La Commission pour la vérité sur la dette publique grecque définit la dette illégitime comme la dette que le débiteur ne peut être contraint de rembourser du fait que le prêt, le titre financier, la garantie ou les termes et conditions attachés au prêt sont contraires au droit (aussi bien national qu’international) ou à l’intérêt général ; ou parce que ces termes et conditions sont manifestement injustes, abusifs ou inacceptables ; ou encore parce que les conditions attachées au prêt contiennent des mesures politiques qui violent les lois nationales ou les standards en matière de droits humains ; ou in fine car le prêt ou sa garantie ne sont pas utilisés au profit de la population ou parce que la dette est le produit d’une transformation de dette privée (ou commerciale) en une dette publique sous la pression des créanciers. C’est aussi un concept politique utilisé à plusieurs reprises par l’ONU et par des gouvernements pour désigner des dettes publiques qui ne profitent pas à l’intérêt général.
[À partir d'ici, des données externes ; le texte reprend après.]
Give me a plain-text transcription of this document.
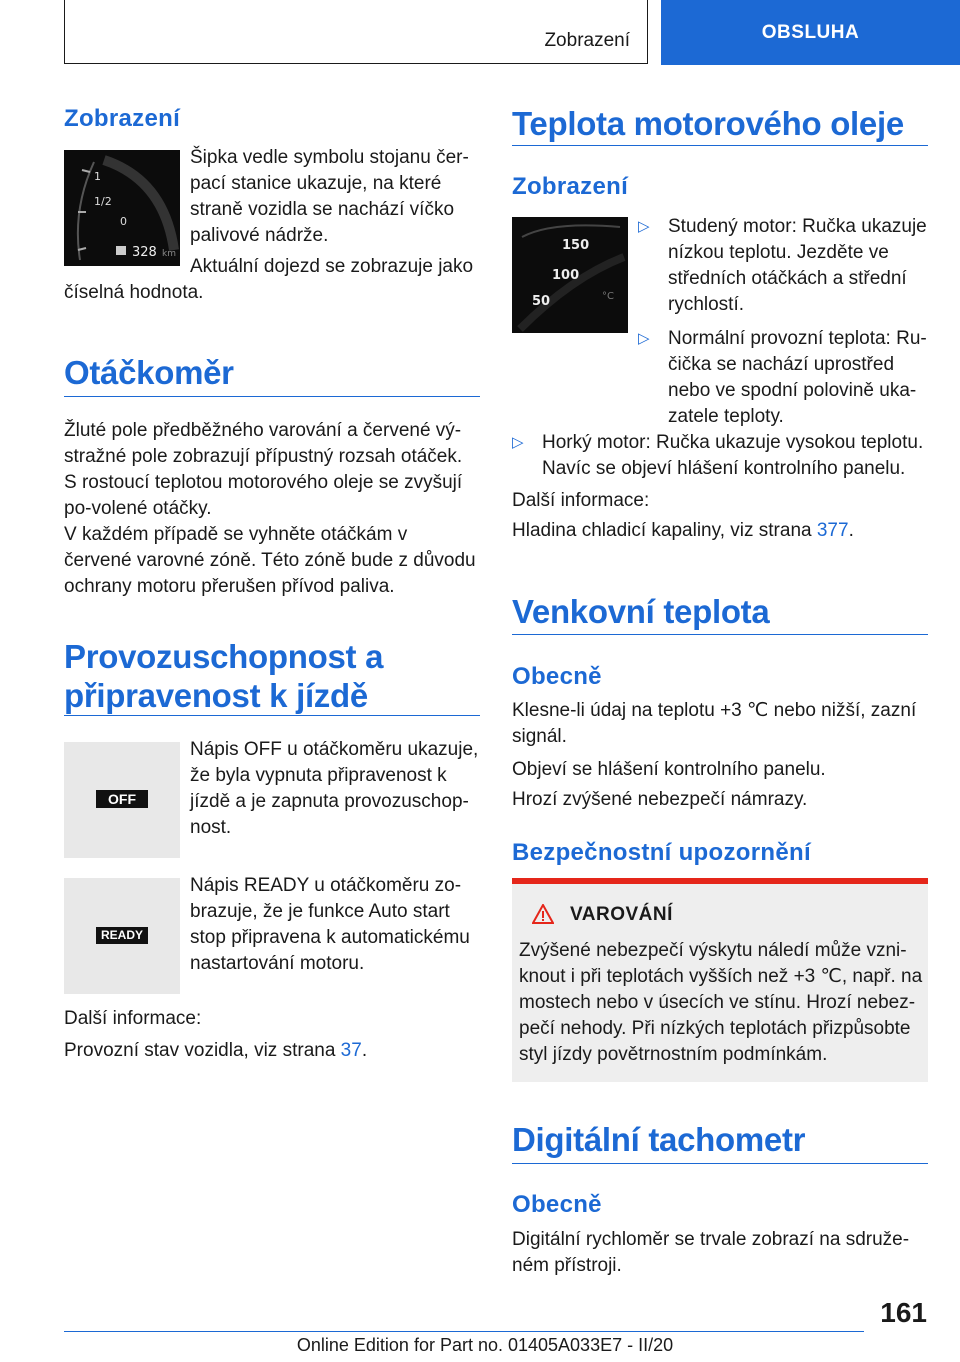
Zobrazení	OBSLUHA
Zobrazení
1
1/2
0
328 km
Šipka vedle symbolu stojanu čer-pací stanice ukazuje, na které straně vozidla se nachází víčko palivové nádrže.
Aktuální dojezd se zobrazuje jako číselná hodnota.
Otáčkoměr
Žluté pole předběžného varování a červené vý-stražné pole zobrazují přípustný rozsah otáček. S rostoucí teplotou motorového oleje se zvyšují po-volené otáčky.
V každém případě se vyhněte otáčkám v červené varovné zóně. Této zóně bude z důvodu ochrany motoru přerušen přívod paliva.
Provozuschopnost a
připravenost k jízdě
OFF
Nápis OFF u otáčkoměru ukazuje, že byla vypnuta připravenost k jízdě a je zapnuta provozuschop-nost.
READY
Nápis READY u otáčkoměru zo-brazuje, že je funkce Auto start stop připravena k automatickému nastartování motoru.
Další informace:
Provozní stav vozidla, viz strana 37.
Teplota motorového oleje
Zobrazení
150
100
50	°C
▷ Studený motor: Ručka ukazuje nízkou teplotu. Jezděte ve středních otáčkách a střední rychlostí.
▷ Normální provozní teplota: Ru-čička se nachází uprostřed nebo ve spodní polovině uka-zatele teploty.
▷ Horký motor: Ručka ukazuje vysokou teplotu. Navíc se objeví hlášení kontrolního panelu.
Další informace:
Hladina chladicí kapaliny, viz strana 377.
Venkovní teplota
Obecně
Klesne-li údaj na teplotu +3 ℃ nebo nižší, zazní signál.
Objeví se hlášení kontrolního panelu.
Hrozí zvýšené nebezpečí námrazy.
Bezpečnostní upozornění
VAROVÁNÍ
Zvýšené nebezpečí výskytu náledí může vzni-knout i při teplotách vyšších než +3 ℃, např. na mostech nebo v úsecích ve stínu. Hrozí nebez-pečí nehody. Při nízkých teplotách přizpůsobte styl jízdy povětrnostním podmínkám.
Digitální tachometr
Obecně
Digitální rychloměr se trvale zobrazí na sdruže-ném přístroji.
161
Online Edition for Part no. 01405A033E7 - II/20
Lors de la réunion du conseil d’administration du FMI du 9 mai 2010, plusieurs directeurs exécutifs ont indiqué que le plan de « sauvetage » n’allait pas profiter à la Grèce, mais aux banques privées européennes. Le directeur exécutif brésilien a ainsi déclaré : « Les risques du programme sont énormes […]. En l’état, le programme risque de remplacer un financement privé par un financement public. En d’autres mots, cela peut être vu non pas comme une opération de sauvetage de la Grèce, qui aurait à subir un violent ajustement, mais comme un plan de sauvetage de détenteurs de la dette privée de la Grèce, principalement des institutions financières européennes ».